2. Filling missing data using interpolation like ffill and bfill, where ffill is forward interpolation and bfill is backward interpolation. 
3. In case of small number of rows having missing data, we can drop the rows. 
4. In case of large number of missing values in a certain column (which may or may not be important), we may drop the entire column.

### Question 8.

Strategies to Determine the Nature of Missing Data
1. MCAR (Missing Completely at Random): Missingness is independent of any observed or unobserved data. Testing for MCAR often involves Little’s MCAR test, which checks if the missing data is unrelated to the values of any variables.
2. MAR (Missing at Random): Missingness depends on observed data but not on the missing data itself. To test for MAR, analyze whether the missingness is related to other observed variables.
3. MNAR (Missing Not at Random): Missingness depends on the unobserved data. This is the most complex case, often requiring domain knowledge to hypothesize and test.
4. orrelation with Missingness: Compute the correlation between the presence of missing values (binary indicator) and other variables. Significant correlations may suggest that data is MAR.

### Question 9.

When dealing with an imbalanced dataset in a medical diagnosis project, where the condition of interest is rare, it’s crucial to use strategies that properly evaluate the performance of your machine learning model and reduce bias towards the majority class. 
Here the majority class does not have the condition of interest. 
1. We can use SMOTE, an oversampling technique used to generate synthetic samples for the minority class. 
2. Undersampling technique on majority class can be applied to reduce the data, but this leads to loss of information.

### Question 10.

Methods to Down-sample the Majority Class
1. Random under-sampling is a technique used to balance an imbalanced dataset by reducing the number of instances in the majority class. This method helps prevent the model from being biased toward the majority class and ensures that it learns to recognize the minority class effectively.
2. Cluster-based under-sampling is an advanced technique used to handle imbalanced datasets by strategically selecting representative samples from the majority class. This method involves clustering the majority class data and then sampling points from each cluster to form a balanced dataset.
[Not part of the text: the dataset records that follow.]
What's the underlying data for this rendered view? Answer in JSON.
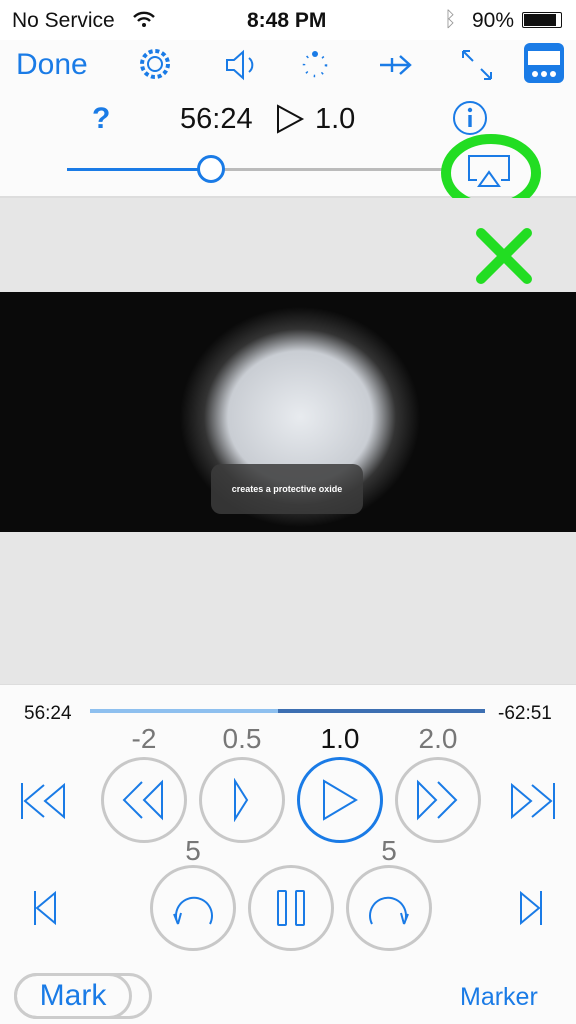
{
  "status": {
    "carrier": "No Service",
    "time": "8:48 PM",
    "battery": "90%"
  },
  "toolbar": {
    "done_label": "Done",
    "icons": [
      "gear-icon",
      "speaker-icon",
      "dotted-circle-icon",
      "arrow-right-icon",
      "expand-icon",
      "player-layout-icon"
    ]
  },
  "info": {
    "help_label": "?",
    "position": "56:24",
    "speed": "1.0"
  },
  "volume": {
    "level": 0.38
  },
  "video": {
    "caption": "creates a protective oxide"
  },
  "progress": {
    "elapsed": "56:24",
    "remaining": "-62:51",
    "fraction": 0.475
  },
  "speeds": [
    {
      "label": "-2"
    },
    {
      "label": "0.5"
    },
    {
      "label": "1.0"
    },
    {
      "label": "2.0"
    }
  ],
  "skip": {
    "back_label": "5",
    "forward_label": "5"
  },
  "footer": {
    "mark_label": "Mark",
    "marker_label": "Marker"
  },
  "colors": {
    "accent": "#1a7be6",
    "annotation": "#22dd22"
  }
}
The idea is to retain the diversity of the majority class while reducing its size.

### Question 11.

Methods to Up-sample the minority class, i.e. the rare event
1. Random over-sampling involves randomly duplicating instances from the minority class to match the number of instances in the majority class.
2. SMOTE generates synthetic samples for the minority class by interpolating between existing minority class instances. This helps create more diverse examples in the minority class.